Nuova importante operazione della Polizia Penitenziaria all’interno della Casa circondariale di Avellino. Nel corso di un’attività di controllo, il personale in servizio ha sequestrato 17 telefoni cellulari, tra smartphone e microcellulari, abilmente occultati nei cavedi delle tubature del Nuovo Padiglione (Padiglione De Vivo).
A darne notizia sono Donato Capece, segretario generale del Sindacato Autonomo Polizia Penitenziaria (SAPPE), e Marianna Argenio, vicesegretario regionale del SAPPE Campania, che hanno espresso il proprio apprezzamento per l’operato degli agenti.
“Il più sentito plauso agli uomini e alle donne della Polizia Penitenziaria per l’ennesima dimostrazione di professionalità, intuito investigativo, spirito di sacrificio e assoluta dedizione al servizio”, dichiarano i rappresentanti del sindacato.
Secondo il SAPPE, il ritrovamento dei 17 dispositivi conferma ancora una volta l’elevato livello di attenzione del personale in servizio. I telefoni, nascosti con particolare cura all’interno delle intercapedini delle tubature, avrebbero potuto essere utilizzati per mantenere contatti illeciti con l’esterno, favorendo attività criminali e compromettendo l’ordine e la sicurezza dell’istituto penitenziario.
Per Capece e Argenio, l’operazione rappresenta l’ennesima conferma del ruolo centrale svolto dalla Polizia Penitenziaria nel contrasto all’illegalità all’interno delle carceri. “È grazie all’impegno quotidiano del personale se vengono intercettati telefoni cellulari, sostanze stupefacenti e altri oggetti vietati che alimentano circuiti criminali anche dall’interno delle celle”, sottolineano.

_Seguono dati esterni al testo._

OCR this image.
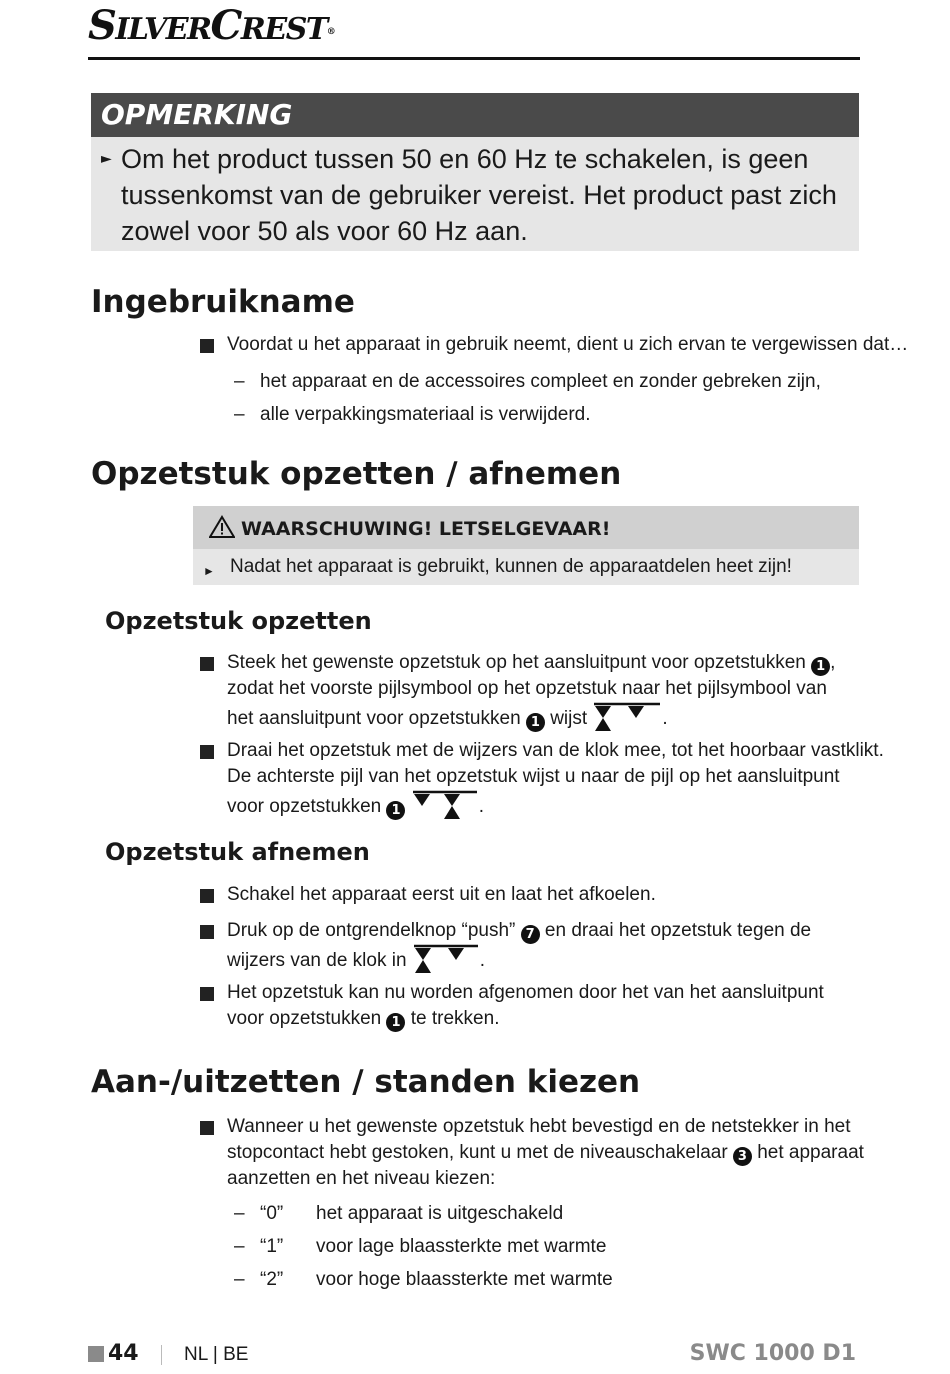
SILVERCREST®
OPMERKING
► Om het product tussen 50 en 60 Hz te schakelen, is geen tussenkomst van de gebruiker vereist. Het product past zich zowel voor 50 als voor 60 Hz aan.
Ingebruikname
Voordat u het apparaat in gebruik neemt, dient u zich ervan te vergewissen dat…
– het apparaat en de accessoires compleet en zonder gebreken zijn,
– alle verpakkingsmateriaal is verwijderd.
Opzetstuk opzetten / afnemen
WAARSCHUWING! LETSELGEVAAR!
► Nadat het apparaat is gebruikt, kunnen de apparaatdelen heet zijn!
Opzetstuk opzetten
Steek het gewenste opzetstuk op het aansluitpunt voor opzetstukken 1 ,
zodat het voorste pijlsymbool op het opzetstuk naar het pijlsymbool van
het aansluitpunt voor opzetstukken 1 wijst	.
Draai het opzetstuk met de wijzers van de klok mee, tot het hoorbaar vastklikt.
De achterste pijl van het opzetstuk wijst u naar de pijl op het aansluitpunt
voor opzetstukken 1	.
Opzetstuk afnemen
Schakel het apparaat eerst uit en laat het afkoelen.
Druk op de ontgrendelknop “push” 7 en draai het opzetstuk tegen de
wijzers van de klok in	.
Het opzetstuk kan nu worden afgenomen door het van het aansluitpunt
voor opzetstukken 1 te trekken.
Aan-/uitzetten / standen kiezen
Wanneer u het gewenste opzetstuk hebt bevestigd en de netstekker in het
stopcontact hebt gestoken, kunt u met de niveauschakelaar 3 het apparaat
aanzetten en het niveau kiezen:
– “0” het apparaat is uitgeschakeld
– “1” voor lage blaassterkte met warmte
– “2” voor hoge blaassterkte met warmte
44 NL | BE	SWC 1000 D1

Il sindacato coglie però l’occasione per richiamare l’attenzione sulle difficoltà operative della Casa circondariale di Avellino. Pur evidenziando l’importanza del risultato ottenuto, il SAPPE denuncia il permanere di carenze di organico, criticità organizzative e condizioni di lavoro particolarmente gravose, che costringono il personale a operare quotidianamente sotto forte pressione.
“La sicurezza dell’istituto viene garantita grazie alla professionalità e al senso del dovere della Polizia Penitenziaria, che continua a sopperire con il proprio sacrificio alle carenze del sistema”, evidenziano ancora Capece e Argenio.
Infine, il SAPPE rinnova l’appello al Ministero della Giustizia e al Dipartimento dell’Amministrazione Penitenziaria affinché vengano adottati interventi concreti per rafforzare gli organici, potenziare le dotazioni tecnologiche e sostenere il lavoro della Polizia Penitenziaria, definita dal sindacato “un presidio fondamentale dello Stato all’interno delle carceri e una garanzia indispensabile per la sicurezza del Paese”.